The sanction on El Aissami, a 42-year-old lawyer and criminologist, will dent Maduro’s hopes that Trump might avoid a confrontation with Venezuela but could also help him by providing a nationalist card to play, said David Smilde, a Tulane University professor and Venezuela expert, as quoted in the British newspaper.
“This is a tremendous gift to Maduro as it ensures El Aissami’s loyalty. It essentially increases El Aissami’s exit costs and gives him a personal stake in the continuation of ‘Chavismo’,” Smilde said.
"Venezuela will activate all the legal, political, diplomatic, national and international mechanisms to destroy this infamy," Maduro said, and called on Venezuelans to defend the vice president and the Bolivarian Revolution.
The president also said that these accusations show that members of the Venezuelan opposition have gone to Washington to "lobby" and "conspire against our homeland."
"He's accused of being a terrorist and a drug trafficker, well listen, the terrorists, those who have financed terrorism in the world to destry Syria, Iraq and Libya are in the United States, in power, and the drug traffickers store their riches in bank accounts in the United States," he said.
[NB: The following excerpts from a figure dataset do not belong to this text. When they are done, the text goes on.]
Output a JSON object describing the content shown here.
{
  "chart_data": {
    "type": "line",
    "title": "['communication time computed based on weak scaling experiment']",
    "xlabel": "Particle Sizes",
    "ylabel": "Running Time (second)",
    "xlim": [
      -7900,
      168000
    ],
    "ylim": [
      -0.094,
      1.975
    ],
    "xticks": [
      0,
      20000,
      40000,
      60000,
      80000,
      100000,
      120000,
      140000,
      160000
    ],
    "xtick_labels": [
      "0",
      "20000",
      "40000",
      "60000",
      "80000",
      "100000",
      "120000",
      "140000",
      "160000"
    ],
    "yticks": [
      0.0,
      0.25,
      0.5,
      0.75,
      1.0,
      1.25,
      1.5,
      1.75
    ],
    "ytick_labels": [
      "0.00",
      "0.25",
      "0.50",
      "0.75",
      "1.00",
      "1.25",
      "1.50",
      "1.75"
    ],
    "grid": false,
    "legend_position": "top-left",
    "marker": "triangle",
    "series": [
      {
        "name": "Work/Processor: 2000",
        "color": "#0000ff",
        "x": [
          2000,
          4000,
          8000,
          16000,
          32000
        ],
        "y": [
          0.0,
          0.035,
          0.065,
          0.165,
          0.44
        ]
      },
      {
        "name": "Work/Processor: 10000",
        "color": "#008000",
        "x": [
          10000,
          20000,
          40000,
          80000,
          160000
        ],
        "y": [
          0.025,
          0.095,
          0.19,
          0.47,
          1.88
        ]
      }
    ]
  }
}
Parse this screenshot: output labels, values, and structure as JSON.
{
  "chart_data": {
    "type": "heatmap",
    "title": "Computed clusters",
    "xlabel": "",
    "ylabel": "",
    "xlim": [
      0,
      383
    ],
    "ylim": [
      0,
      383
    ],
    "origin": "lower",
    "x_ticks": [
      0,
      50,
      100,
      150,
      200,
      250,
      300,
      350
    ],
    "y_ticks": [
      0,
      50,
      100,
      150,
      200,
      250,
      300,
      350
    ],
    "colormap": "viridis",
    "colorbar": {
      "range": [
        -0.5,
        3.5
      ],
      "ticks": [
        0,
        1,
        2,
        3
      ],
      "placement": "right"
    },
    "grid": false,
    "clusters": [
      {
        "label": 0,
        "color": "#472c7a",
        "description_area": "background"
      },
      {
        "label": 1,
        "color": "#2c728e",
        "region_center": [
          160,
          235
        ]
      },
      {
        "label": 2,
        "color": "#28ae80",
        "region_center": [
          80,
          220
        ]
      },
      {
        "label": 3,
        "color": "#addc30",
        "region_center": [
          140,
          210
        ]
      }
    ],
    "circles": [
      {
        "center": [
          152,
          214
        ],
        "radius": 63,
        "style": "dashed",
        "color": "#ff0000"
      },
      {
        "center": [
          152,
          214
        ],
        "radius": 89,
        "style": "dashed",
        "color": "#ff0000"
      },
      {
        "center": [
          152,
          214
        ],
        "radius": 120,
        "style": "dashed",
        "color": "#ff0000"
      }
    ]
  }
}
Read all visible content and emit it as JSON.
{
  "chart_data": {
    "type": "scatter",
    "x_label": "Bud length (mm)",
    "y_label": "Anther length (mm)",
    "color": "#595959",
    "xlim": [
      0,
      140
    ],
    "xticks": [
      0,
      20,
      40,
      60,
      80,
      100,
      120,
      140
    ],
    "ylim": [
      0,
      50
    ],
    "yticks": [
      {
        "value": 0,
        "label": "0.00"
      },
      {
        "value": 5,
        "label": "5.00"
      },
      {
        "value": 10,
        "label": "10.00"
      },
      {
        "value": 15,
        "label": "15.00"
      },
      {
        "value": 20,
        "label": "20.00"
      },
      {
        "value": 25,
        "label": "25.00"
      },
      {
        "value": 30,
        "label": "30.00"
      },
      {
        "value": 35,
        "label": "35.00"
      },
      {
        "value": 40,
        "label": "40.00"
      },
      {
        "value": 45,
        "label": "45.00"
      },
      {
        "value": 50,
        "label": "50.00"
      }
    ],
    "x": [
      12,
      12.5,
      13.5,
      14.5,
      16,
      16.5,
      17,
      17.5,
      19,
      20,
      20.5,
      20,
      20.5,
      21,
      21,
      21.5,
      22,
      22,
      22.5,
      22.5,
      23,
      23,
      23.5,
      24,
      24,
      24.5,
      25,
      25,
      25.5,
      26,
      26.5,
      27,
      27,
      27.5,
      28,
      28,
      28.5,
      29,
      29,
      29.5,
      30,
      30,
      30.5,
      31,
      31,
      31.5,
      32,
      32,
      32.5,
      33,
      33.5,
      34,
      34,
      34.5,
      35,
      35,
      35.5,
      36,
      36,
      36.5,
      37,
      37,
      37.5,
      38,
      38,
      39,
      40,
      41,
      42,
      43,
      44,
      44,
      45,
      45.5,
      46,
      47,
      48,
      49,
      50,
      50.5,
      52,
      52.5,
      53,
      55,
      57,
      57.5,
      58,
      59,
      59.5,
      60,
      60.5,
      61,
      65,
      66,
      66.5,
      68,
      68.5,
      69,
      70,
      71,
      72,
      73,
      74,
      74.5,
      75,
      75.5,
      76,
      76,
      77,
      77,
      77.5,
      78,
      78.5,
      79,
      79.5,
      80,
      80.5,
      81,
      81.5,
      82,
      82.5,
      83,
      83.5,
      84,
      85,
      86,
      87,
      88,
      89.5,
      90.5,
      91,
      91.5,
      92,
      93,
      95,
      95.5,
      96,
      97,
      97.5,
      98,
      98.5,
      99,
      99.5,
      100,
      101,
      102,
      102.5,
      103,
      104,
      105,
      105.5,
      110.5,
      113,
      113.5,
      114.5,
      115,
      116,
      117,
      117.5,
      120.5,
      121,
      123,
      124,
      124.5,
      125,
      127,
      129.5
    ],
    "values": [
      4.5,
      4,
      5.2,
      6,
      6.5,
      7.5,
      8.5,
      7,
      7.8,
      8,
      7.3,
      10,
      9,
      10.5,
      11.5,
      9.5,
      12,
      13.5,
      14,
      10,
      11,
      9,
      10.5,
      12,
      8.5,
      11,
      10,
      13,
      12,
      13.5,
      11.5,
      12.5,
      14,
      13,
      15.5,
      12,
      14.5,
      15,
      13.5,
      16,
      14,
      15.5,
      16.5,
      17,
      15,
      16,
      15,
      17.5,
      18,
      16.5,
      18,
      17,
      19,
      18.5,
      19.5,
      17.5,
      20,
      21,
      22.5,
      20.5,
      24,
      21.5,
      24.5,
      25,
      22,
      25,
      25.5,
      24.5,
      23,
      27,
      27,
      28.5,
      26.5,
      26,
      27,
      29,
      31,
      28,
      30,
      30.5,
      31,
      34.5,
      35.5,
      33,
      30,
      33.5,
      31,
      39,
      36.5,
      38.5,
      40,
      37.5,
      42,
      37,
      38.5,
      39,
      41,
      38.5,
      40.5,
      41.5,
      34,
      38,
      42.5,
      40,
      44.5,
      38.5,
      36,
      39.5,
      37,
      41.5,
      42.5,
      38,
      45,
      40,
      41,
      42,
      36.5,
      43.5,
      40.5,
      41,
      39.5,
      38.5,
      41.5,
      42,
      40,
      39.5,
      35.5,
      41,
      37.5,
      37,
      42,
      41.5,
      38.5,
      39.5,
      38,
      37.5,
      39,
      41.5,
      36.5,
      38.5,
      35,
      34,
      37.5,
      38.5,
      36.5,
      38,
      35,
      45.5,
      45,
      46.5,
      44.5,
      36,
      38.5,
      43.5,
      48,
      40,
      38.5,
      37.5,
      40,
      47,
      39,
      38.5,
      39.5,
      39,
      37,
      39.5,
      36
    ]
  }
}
The US Department of the Treasury also sanctioned businessman Samark Jose Lopez Bello for providing "material assistance, financial support, or goods or services in support of the international narcotics trafficking activities of, and acting for or on behalf of, El Aissami," a top US official said in a telephone call with reporters.
After a "multi-year investigation," the US Department of the Treasury determined Monday that El Aissami had supervised or partially possessed drug shipments weighing more than 1,000 kilos (a ton) from Venezuela on a number of occasions, including some with final destinations in Mexico and the United States.
El Aissami said Monday that this "miserable aggression" has put him in "high spirits" with even "greater anti-imperialist strength and conviction" and "more of a Chavista conscience."